Judit Szekacs-Weisz, PhD, is a bilingual psychoanalyst and psychotherapist – a double citizen both in her professional and private life. Born and educated (mostly) in Budapest, Hungary, she has taken in the way of thinking and ideas of Ferenczi, the Balints, Hermann, and Rajka as an integral part of a "professional mother tongue". Founding Member of the Sàndor Ferenczi Society, Budapest. The experience of living and working in a totalitarian regime and the transformatory years leading to the fall of the Berlin Wall sensitised her to the social and individual aspects of trauma, identity formation and strategies of survival. In 1990, she moved to London, where, with a small group of psychoanalysts, therapists, artists and social scientists, she founded Imago East-West and later the Multilingual Psychotherapy Centre (MLPC) to create a space where diverse experiences of living and changing context and language in different cultures can be explored and creative solutions found. In 2001 she organised, together with Kathleen Kelley-Lainé and Judith Mészáros, the Lost Childhood Conferences in Budapest, London and Paris She writes about body-and-mind, trauma, emigration, changing context and social dreaming.

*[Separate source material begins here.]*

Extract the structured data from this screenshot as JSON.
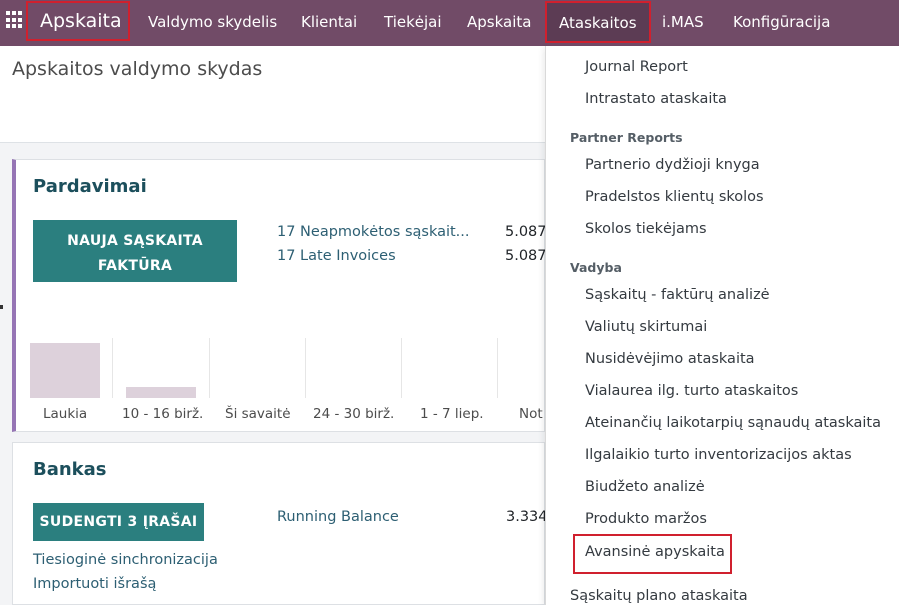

Ivan Ward is the former Director of Education at the Freud Museum, where his work variously involved teaching student groups in the museum and managing the Public Programme of conferences and lectures. He has published a number of papers on the application of psychoanalytic ideas to social theory, and was editor of Ideas in Psychoanalysis, a series of short books which explain psychoanalytic concepts in relation to the everyday world. He is the author of Introducing Psychoanalysis (2000), Phobia (2002) and Castration (2003) published by Icon Books. Previous conference publications include The Psychology of Nursery Education (1998) and The Presentation of Case Material in Clinical Practice (1997).